La femelle humaine avança un pas maladroit, puis un autre et pris son envol. Elle tomba devant Pipi qui déploya son cou pour suivre son vol plané. Il y avait de la technique, il fallait le reconnaitre, elle avait parfaitement rentré les épaules, allongé ses ailes le long de sa petite carcasse et gardé ses papattes anormalement longues bien droites.
Concernant l'atterrissage, la méthode était tout de même à revoir. Il était bien trop brutal. Prenons exemple de Pipi, son vol plané plus tôt était gracieux comme le sien mais plus léger. Beaucoup plus léger. Il avait également pu terminer son vol sur des tonneaux mais ne les avait pas fracassés sous son poids. La femme avait percuté un tonnelet de cidre qui sous son poids avait éclaté, aspergeant les passants et ses admirateurs de cidre, de mousse, d'éclat de boîte crânienne, de tripe le tout accompagné de généreuses gerbes de sang.
Pipi descendit pour mieux voir ce résultat peu glorieux. Les admirateurs avaient cessés leurs encouragements et les parents, peut-être trop sévères, cachaient les yeux de leurs enfants afin qu'ils ne puissent pas voir cet échec. Pipi trouvait ça stupide, s'ils pouvaient voir les erreurs des autres, peut-être arriveraient ils à ne pas les répéter. C'était peut-être pour ça qu'ils ne parvenaient pas encore à voler. Qui sait.

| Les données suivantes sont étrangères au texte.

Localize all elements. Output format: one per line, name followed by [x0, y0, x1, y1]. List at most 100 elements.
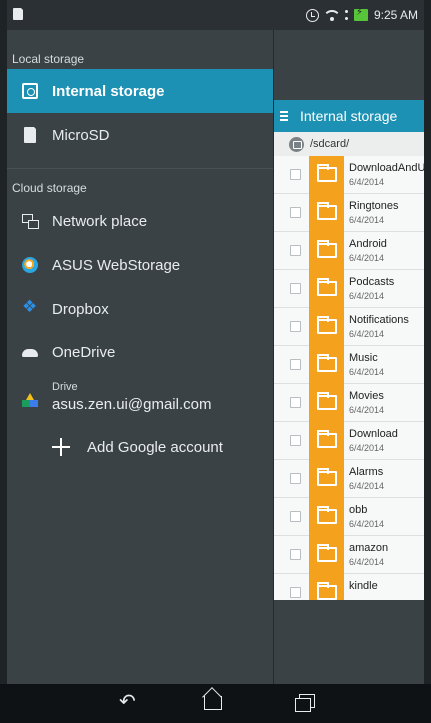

Il s'approcha du corps inanimé d'où se dégageait de chaudes odeurs de pommes furieuses et de bois humide. En tout cas, il y avait beaucoup de rouge, partout. Ca tombait bien, Pipi adorait le rouge ! C'était de loin sa couleur préférée. Ne voyant plus bouger la femelle, il se dit, un rien moqueur :
" Hm. Elle a du se faire mal à la papatte. Ca lui servira de leçon pour la prochaine fois."